Nuke, Light Passes and 3D - Dynamic Composites
I art direct magazines and often make little 3D-rendered images for the content. Some are 3D illustrations and some are simply faked photos. This is good for those times when hiring a product photographer is overkill. Some magazines have little white rooms for shooting stuff like this but I don't and I find the quality is lacking if you don't have good studio lighting equipment. Enter the 3D renderer...
This is the nice thing about having skills in 3D to complement your design/art direction – you don't have to rely on others (or worse, stock images) for all your imagery. Sure, people look at me like I'm on crack when I say I use the high-end 3D compositor Nuke for print work but, for dynamic template content which you don't want to re-render, it makes a lot of sense. The benefits of having your separated lights in a floating-point compositor become obvious when you see this:
This gives you a lot of flexibility to control product photography CGI, where lighting plays the major role in making it all sleek-looking. Since all light in 32-bit EXRs is stored as floating-point, there is no danger of degrading the quality with such drastic changes. It's the ultimate RAW file that photographers would kill for.
If you haven't figured out what's going on in the video above, the technique is simple: You render each light with the target objects on a separate render layer and in your compositor, add the resulting EXR images (or any other format that is floating point). In Nuke "Add" is a Merge node in "Plus"mode and in After Effects, it's "Linear Dodge" (Screen mode is similar but clamps the white to prevent clipping).
My latest foray into using these light passes goes further to make the decals completely dynamic so I can just change the image and the whole scene updates with the new art. I'm also using Maxwell for this project. Now, Maxwell isn't the most render-pass friendly renderer (you have to render diffuse and reflection passes as two different renders) but it has a very easy system for outputting lights as separate floating point images (it's called Multilight). Mental Ray for Maya users also have this sweet script called Felix that does something similar. With V-Ray, you have to use Render Layers in Maya, which is a nuisance.

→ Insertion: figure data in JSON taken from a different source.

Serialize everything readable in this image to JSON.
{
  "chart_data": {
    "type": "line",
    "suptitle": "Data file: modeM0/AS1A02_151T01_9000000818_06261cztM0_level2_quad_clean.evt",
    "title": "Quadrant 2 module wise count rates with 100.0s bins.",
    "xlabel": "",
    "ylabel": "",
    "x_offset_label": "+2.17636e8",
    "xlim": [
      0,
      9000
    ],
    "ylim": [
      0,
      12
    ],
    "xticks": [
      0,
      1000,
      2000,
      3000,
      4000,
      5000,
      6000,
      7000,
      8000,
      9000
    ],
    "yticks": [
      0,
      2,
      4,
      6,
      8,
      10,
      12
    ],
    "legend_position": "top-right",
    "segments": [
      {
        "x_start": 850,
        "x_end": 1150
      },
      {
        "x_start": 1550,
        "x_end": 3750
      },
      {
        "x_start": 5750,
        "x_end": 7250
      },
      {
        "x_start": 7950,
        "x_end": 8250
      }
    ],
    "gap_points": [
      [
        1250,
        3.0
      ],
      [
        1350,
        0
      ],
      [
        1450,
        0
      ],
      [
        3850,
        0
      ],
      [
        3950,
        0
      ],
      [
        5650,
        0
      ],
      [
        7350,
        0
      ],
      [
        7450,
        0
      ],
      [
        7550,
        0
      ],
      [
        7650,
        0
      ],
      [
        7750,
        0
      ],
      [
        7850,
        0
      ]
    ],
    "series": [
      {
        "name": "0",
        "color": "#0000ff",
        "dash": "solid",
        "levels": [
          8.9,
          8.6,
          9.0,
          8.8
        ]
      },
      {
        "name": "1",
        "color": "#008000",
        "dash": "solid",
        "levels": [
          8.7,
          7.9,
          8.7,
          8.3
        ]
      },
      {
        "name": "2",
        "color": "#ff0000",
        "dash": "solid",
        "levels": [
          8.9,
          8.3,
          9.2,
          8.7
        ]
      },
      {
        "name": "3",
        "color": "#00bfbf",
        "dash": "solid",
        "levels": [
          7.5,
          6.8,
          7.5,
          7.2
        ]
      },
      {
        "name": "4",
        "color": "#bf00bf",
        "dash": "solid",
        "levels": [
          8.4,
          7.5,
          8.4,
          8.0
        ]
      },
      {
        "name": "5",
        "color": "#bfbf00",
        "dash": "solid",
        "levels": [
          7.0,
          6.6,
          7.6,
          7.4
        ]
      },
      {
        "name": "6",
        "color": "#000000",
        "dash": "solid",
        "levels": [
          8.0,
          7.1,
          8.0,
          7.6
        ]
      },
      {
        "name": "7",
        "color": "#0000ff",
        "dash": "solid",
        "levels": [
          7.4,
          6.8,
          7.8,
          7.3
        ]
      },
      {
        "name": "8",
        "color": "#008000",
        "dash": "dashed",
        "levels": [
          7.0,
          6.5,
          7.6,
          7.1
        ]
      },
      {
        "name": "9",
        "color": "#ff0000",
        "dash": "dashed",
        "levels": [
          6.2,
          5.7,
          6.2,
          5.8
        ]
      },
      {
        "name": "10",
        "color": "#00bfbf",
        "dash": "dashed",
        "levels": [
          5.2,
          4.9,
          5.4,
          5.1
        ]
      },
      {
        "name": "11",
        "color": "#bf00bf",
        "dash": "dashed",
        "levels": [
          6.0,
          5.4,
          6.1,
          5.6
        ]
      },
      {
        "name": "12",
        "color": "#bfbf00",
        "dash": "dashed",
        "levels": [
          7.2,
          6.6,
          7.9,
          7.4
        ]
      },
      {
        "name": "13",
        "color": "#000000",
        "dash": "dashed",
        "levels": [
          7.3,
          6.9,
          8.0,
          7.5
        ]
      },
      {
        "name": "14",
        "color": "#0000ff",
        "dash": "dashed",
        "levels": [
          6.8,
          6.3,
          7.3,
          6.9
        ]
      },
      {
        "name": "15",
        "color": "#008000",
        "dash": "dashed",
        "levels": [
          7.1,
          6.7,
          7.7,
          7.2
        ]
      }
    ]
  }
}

This gets really good when you use Nuke's 3D geometry with these light passes. Export your camera data from Maya with the pass2nuke.mel script (or import an FBX camera into Nuke), import your meshes with UVs and composite the rendered images for a high-quality and dynamic rendering:
Render out a frame and place in your layout:
Next issue, wash, rinse and repeat from another angle. If I wanted to fake the way the ink affects the glossiness, I could easily use the luminance of the rendered image map and have it adjust the reflective pass to create the illusion of glossy ink on a matte page.
Now, that is not a very physically accurate approach (I'm sure Next Limit's people would cry seeing how I used Maxwell here) and in reality there would be some minor colour bleeding that should happen where the pages meet near the spine but it's an easy thing to fake it by painting in a little faux colour bleed in Photoshop. Luckily, most of the magazine pages that I would place in this template are mostly white around the trim so it works out well.